Dimensões: Altura 0 - Largura 0

Local de armazenamento: Site do Museu Carnavalet (Paris)

Copyright do contato: © Fototeca dos Museus da Cidade de Paris - Photo Ladetsite web

Referência da imagem: 98 CAR 0550 A / Inv, n ° 0.P.138

Cabeça de cachimbo com a efígie de Emmanuel Arago.

© Fototeca dos Museus da Cidade de Paris - Photo Ladet

Data de publicação: novembro de 2004

Contexto histórico

Confinamento solitário

Confrontados com os ataques incessantes e repetidos motins, os governantes conservadores do final da década de 1830 queriam pôr fim ao regime prisional especial desenvolvido por Adolphe Thiers. O "isolamento contínuo" dos condenados em celas separadas é imperativo.

A monarquia de julho despachada longe de Paris, na ilhota cercada pelos muros do Mont-Saint-Michel, os adversários mais perigosos: líderes republicanos, detentores de pólvora e munições suspeitos de preparar "máquinas infernais" ou tentativas de regicídio e condenado à morte perdoado. Colocando os presos em silêncio e isolamento e quebrando os temperamentos mais duros, a prisão conseguirá controlar a ameaça política e social revolucionária?

Armand Barbès [1], condenado à morte em 1839 por tentativa de insurreição e anistiado por Louis-Philippe, foi enviado para Mont-Saint-Michel em 17 de julho de 1839 com três outros condenados, incluindo Martin-Bernard, que deixou um relato detalhado de sua estadia. Blanqui e cinco outros insurgentes se juntaram a eles em 6 de fevereiro de 1840.

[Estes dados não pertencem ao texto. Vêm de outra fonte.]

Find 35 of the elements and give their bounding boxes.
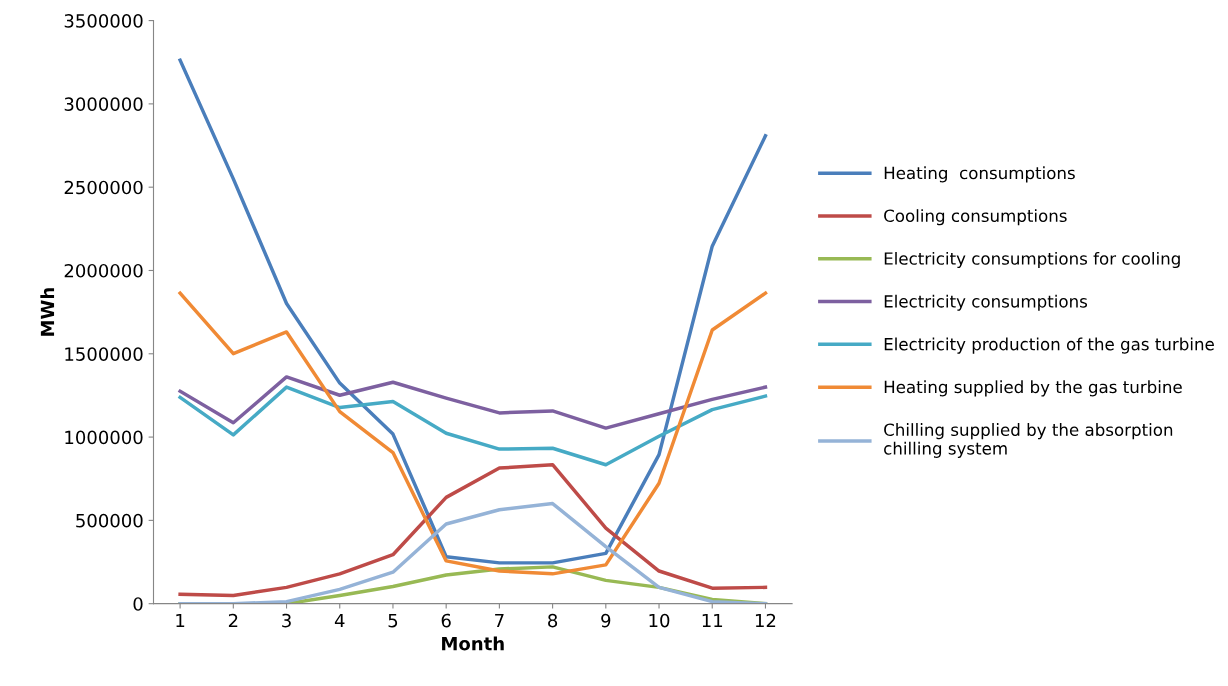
x-tick-label: 5	[388, 613, 398, 628]
line-series	[178, 291, 768, 576]
y-tick-label: 500000	[76, 513, 143, 528]
y-tick-label: 3500000	[64, 14, 143, 28]
legend-label: Electricity consumptions	[884, 294, 1088, 311]
line-series	[178, 385, 768, 467]
x-tick-label: 1	[176, 613, 185, 628]
x-tick-label: 10	[649, 613, 670, 628]
x-tick-label: 3	[282, 613, 291, 628]
y-tick-label: 1500000	[65, 347, 143, 361]
line-series	[178, 463, 768, 598]
x-tick-label: 4	[334, 613, 345, 628]
line-series	[178, 375, 768, 430]
legend-label: Heating consumptions	[884, 166, 1075, 183]
x-tick-label: 9	[601, 613, 611, 628]
y-tick-label: 1000000	[65, 430, 143, 445]
y-tick-label: 2000000	[64, 263, 143, 278]
x-tick-label: 8	[548, 613, 558, 628]
legend-label: Cooling consumptions	[884, 209, 1067, 226]
y-tick-label: 2500000	[64, 180, 143, 195]
legend-label: Heating supplied by the gas turbine	[884, 380, 1182, 397]
y-axis-title: MWh	[40, 288, 55, 336]
x-tick-label: 11	[702, 613, 723, 628]
x-tick-label: 2	[228, 613, 238, 628]
legend-label: Electricity production of the gas turbine	[884, 337, 1214, 354]
line-series	[178, 58, 768, 565]
legend-label: Electricity consumptions for cooling	[884, 251, 1180, 269]
y-tick-label: 0	[133, 597, 143, 611]
line-series	[178, 501, 768, 604]
y-tick-label: 3000000	[64, 97, 143, 111]
x-tick-label: 12	[755, 613, 776, 628]
x-tick-label: 7	[495, 613, 504, 628]
x-axis-title: Month	[442, 636, 504, 651]
legend-label: Chilling supplied by the absorption chilling system	[884, 423, 1173, 458]
x-tick-label: 6	[441, 613, 451, 628]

Os detidos lutam desde a sua chegada contra os rigores do confinamento solitário, conversando entre si através de caixilhos de janelas, chaminés e paredes e também contactando os habitantes do Monte. Toda a imprensa da oposição condena o confinamento solitário e os bares duplos.

Análise de imagem

Carta de Armand Barbès para Emmanuel Arago (1 de dezembro de 1842)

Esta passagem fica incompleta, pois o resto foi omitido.